Having gone the The Sun’s website. interestingly, I have to scroll down many pictures of breasts before I find a link to how I can actually “check em”. Once I click on the link, I then scroll down 2 more pictures of “Rosie” from Page 3 showing us how to do it, before any actual descriptions…But this is after I get told that I should “check em and then post em” (a picture on twitter) using the hashtag.
Breast cancer isn’t a profit making route, nor is it a way to create some good PR, The Sun, you have somehow made Page 3 more ridiculous to me. I didn’t know it was possible.
Onto the second company to stir rage. It’s a common theme in my life to switch on the television and be angry within, say 3 minutes, and Lynx is usually on the list of adverts to achieve this. But they have taken on a whole new image these days. It is normally a marketing campaign around women (literally) falling from the sky at men’s feet, crashing cars whilst being intoxicated by a man’s scent or having their clothes fall off. There is usually a general theme of women being there for sexual pleasure and that they are men’s entitlement, provided of course said men have sprayed themselves with lynx. What is not to like? That sure makes me want to buy it…women and men should be equally insulted (and no, this isn’t me not being able to take a joke, I enjoy having a laugh, I just don’t enjoy it being at women’s expense).
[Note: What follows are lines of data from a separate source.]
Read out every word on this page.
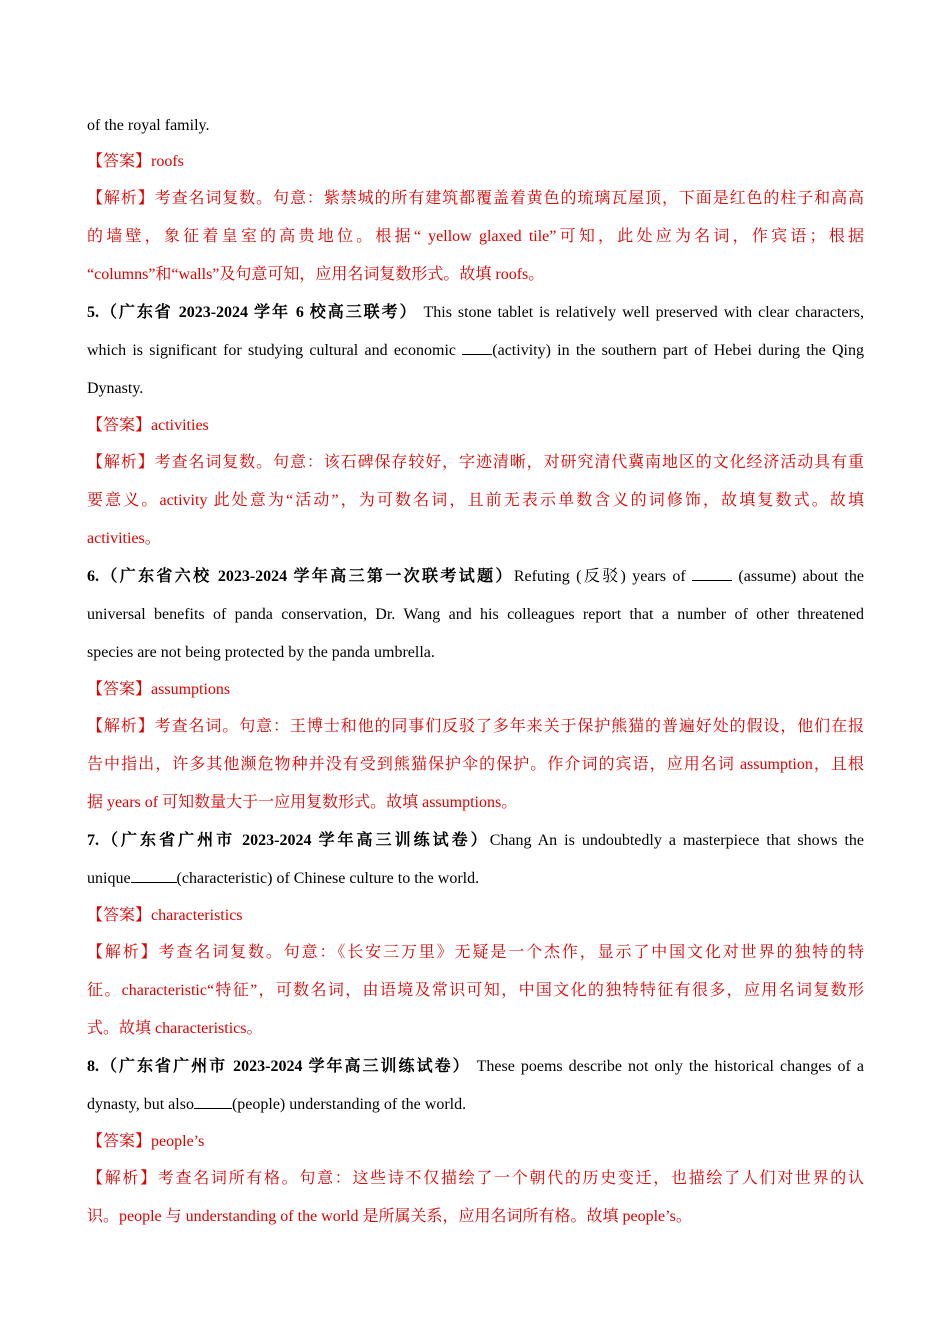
of the royal family.

【答案】roofs

【解析】考查名词复数。句意：紫禁城的所有建筑都覆盖着黄色的琉璃瓦屋顶，下面是红色的柱子和高高

的墙壁，象征着皇室的高贵地位。根据“ yellow glaxed tile”可知，此处应为名词，作宾语；根据

“columns”和“walls”及句意可知，应用名词复数形式。故填 roofs。

5.（广东省 2023-2024 学年 6 校高三联考） This stone tablet is relatively well preserved with clear characters,

which is significant for studying cultural and economic (activity) in the southern part of Hebei during the Qing

Dynasty.

【答案】activities

【解析】考查名词复数。句意：该石碑保存较好，字迹清晰，对研究清代冀南地区的文化经济活动具有重

要意义。activity 此处意为“活动”，为可数名词，且前无表示单数含义的词修饰，故填复数式。故填

activities。

6.（广东省六校 2023-2024 学年高三第一次联考试题）Refuting (反驳) years of	(assume) about the

universal benefits of panda conservation, Dr. Wang and his colleagues report that a number of other threatened

species are not being protected by the panda umbrella.

【答案】assumptions

【解析】考查名词。句意：王博士和他的同事们反驳了多年来关于保护熊猫的普遍好处的假设，他们在报

告中指出，许多其他濒危物种并没有受到熊猫保护伞的保护。作介词的宾语，应用名词 assumption，且根

据 years of 可知数量大于一应用复数形式。故填 assumptions。

7.（广东省广州市 2023-2024 学年高三训练试卷）Chang An is undoubtedly a masterpiece that shows the

unique	(characteristic) of Chinese culture to the world.

【答案】characteristics

【解析】考查名词复数。句意：《长安三万里》无疑是一个杰作，显示了中国文化对世界的独特的特

征。characteristic“特征”，可数名词，由语境及常识可知，中国文化的独特特征有很多，应用名词复数形

式。故填 characteristics。

8.（广东省广州市 2023-2024 学年高三训练试卷） These poems describe not only the historical changes of a

dynasty, but also (people) understanding of the world.

【答案】people’s

【解析】考查名词所有格。句意：这些诗不仅描绘了一个朝代的历史变迁，也描绘了人们对世界的认

识。people 与 understanding of the world 是所属关系，应用名词所有格。故填 people’s。
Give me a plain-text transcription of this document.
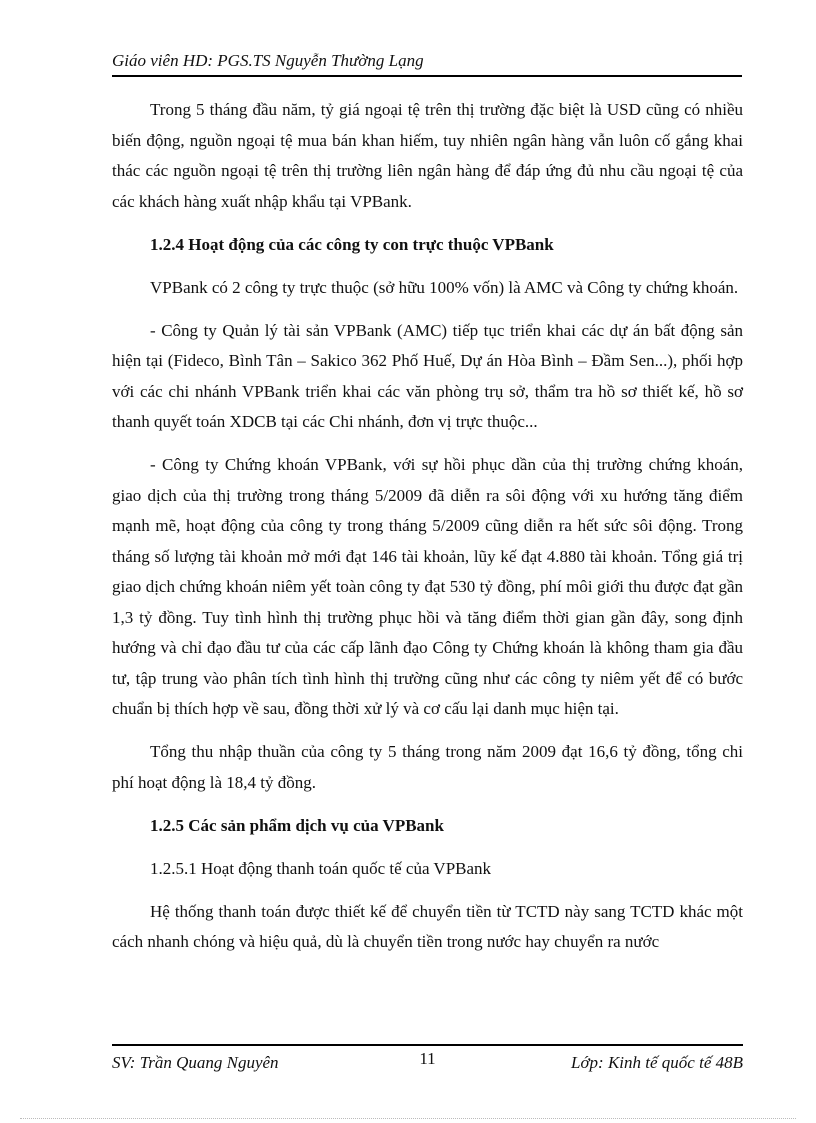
Giáo viên HD: PGS.TS Nguyễn Thường Lạng

Trong 5 tháng đầu năm, tỷ giá ngoại tệ trên thị trường đặc biệt là USD cũng có nhiều biến động, nguồn ngoại tệ mua bán khan hiếm, tuy nhiên ngân hàng vẫn luôn cố gắng khai thác các nguồn ngoại tệ trên thị trường liên ngân hàng để đáp ứng đủ nhu cầu ngoại tệ của các khách hàng xuất nhập khẩu tại VPBank.

1.2.4 Hoạt động của các công ty con trực thuộc VPBank

VPBank có 2 công ty trực thuộc (sở hữu 100% vốn) là AMC và Công ty chứng khoán.

- Công ty Quản lý tài sản VPBank (AMC) tiếp tục triển khai các dự án bất động sản hiện tại (Fideco, Bình Tân – Sakico 362 Phố Huế, Dự án Hòa Bình – Đầm Sen...), phối hợp với các chi nhánh VPBank triển khai các văn phòng trụ sở, thẩm tra hồ sơ thiết kế, hồ sơ thanh quyết toán XDCB tại các Chi nhánh, đơn vị trực thuộc...

- Công ty Chứng khoán VPBank, với sự hồi phục dần của thị trường chứng khoán, giao dịch của thị trường trong tháng 5/2009 đã diễn ra sôi động với xu hướng tăng điểm mạnh mẽ, hoạt động của công ty trong tháng 5/2009 cũng diễn ra hết sức sôi động. Trong tháng số lượng tài khoản mở mới đạt 146 tài khoản, lũy kế đạt 4.880 tài khoản. Tổng giá trị giao dịch chứng khoán niêm yết toàn công ty đạt 530 tỷ đồng, phí môi giới thu được đạt gần 1,3 tỷ đồng. Tuy tình hình thị trường phục hồi và tăng điểm thời gian gần đây, song định hướng và chỉ đạo đầu tư của các cấp lãnh đạo Công ty Chứng khoán là không tham gia đầu tư, tập trung vào phân tích tình hình thị trường cũng như các công ty niêm yết để có bước chuẩn bị thích hợp về sau, đồng thời xử lý và cơ cấu lại danh mục hiện tại.

Tổng thu nhập thuần của công ty 5 tháng trong năm 2009 đạt 16,6 tỷ đồng, tổng chi phí hoạt động là 18,4 tỷ đồng.

1.2.5 Các sản phẩm dịch vụ của VPBank
1.2.5.1 Hoạt động thanh toán quốc tế của VPBank

Hệ thống thanh toán được thiết kế để chuyển tiền từ TCTD này sang TCTD khác một cách nhanh chóng và hiệu quả, dù là chuyển tiền trong nước hay chuyển ra nước

SV: Trần Quang Nguyên	11	Lớp: Kinh tế quốc tế 48B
But now, they’ve taken on a political and charitable theme; It’s all about world peace, and how do we achieve world peace? By wearing new Lynx Peace and showing women (again, ascetically pleasing women) that you love them.
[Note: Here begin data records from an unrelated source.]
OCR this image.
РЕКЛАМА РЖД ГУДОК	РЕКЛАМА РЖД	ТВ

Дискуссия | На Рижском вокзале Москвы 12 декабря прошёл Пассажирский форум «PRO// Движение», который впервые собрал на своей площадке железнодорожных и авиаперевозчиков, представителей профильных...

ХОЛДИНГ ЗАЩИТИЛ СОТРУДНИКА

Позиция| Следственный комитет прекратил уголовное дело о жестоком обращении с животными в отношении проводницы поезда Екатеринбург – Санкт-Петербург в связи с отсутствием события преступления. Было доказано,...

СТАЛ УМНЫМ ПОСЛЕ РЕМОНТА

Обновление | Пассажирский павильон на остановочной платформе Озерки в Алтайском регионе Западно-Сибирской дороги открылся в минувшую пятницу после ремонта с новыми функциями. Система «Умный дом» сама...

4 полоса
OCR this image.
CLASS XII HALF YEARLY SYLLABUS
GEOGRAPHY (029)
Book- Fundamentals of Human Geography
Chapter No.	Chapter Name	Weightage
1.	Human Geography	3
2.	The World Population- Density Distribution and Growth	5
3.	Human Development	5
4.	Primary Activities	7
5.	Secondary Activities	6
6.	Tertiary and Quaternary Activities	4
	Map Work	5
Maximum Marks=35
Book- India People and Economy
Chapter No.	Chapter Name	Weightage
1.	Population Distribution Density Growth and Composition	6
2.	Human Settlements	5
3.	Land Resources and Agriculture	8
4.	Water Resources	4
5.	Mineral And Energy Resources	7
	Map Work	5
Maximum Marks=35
We have a soldier returning from war, a soldier in combat who decides to stop shooting and kiss a woman, what is meant to appear to be a dictator who instead uses his power to get his army to make a love heart and who we are (i assume) to think is a terrorist (yes, there’s elements of all kinds of prejudice thrown in) who instead presses a big red button to set off fireworks for his love rather than a weapon. The footnote of this is essentially, if we all loved women more, had a little sexy time with them and brought them grand gestures of love, war would end? Is that it? *head hits desk repeatedly*
Much like The Sun, this is pretty cynical stuff. Let’s bandwagon an important issue and make some profit over it and let’s make ourselves look good rather than objectifying, degrading and sexist. This is also an example of why campaigners and organisations need to be weary of who they partner with; Last year, the theme for Peace One Day was around domestic abuse and highlighting why this is an endemic across the world creating nothing short of a war against women. So much so, that Peace One Day has partnered with the likes of the UN and anti violence campaigners to create the Domestic violence coalition. It is a shame that some reflection hasn’t been done on why domestic abuse is an endemic, why it is prevalent across the world; ask any women’s rights campaigner and they will tell you; it’s because of a global, institutionalized inequality, which allows us to see women as “less” and men as dominators. It is this force of inequality that allows domestic abuse to exist and often go unnoticed, and Lynx’s sexist advertising plays a role in allowing this inequality and the “lesser than” perception of women to exist. Lynx repeatedly use women in their advertising campaigns as objects, as things to be captured and for the use of sex; does this not sit on the spectrum of institutionalised sexism which allows violence against women to fester in society?
By creating these partnerships, whether with The Sun or Lynx, are we not also condoning how they represent women?
Both Peace One Day and CoopaFeel are organisations very worthy of media and advertising attention. I just wish they had gone about it a different way.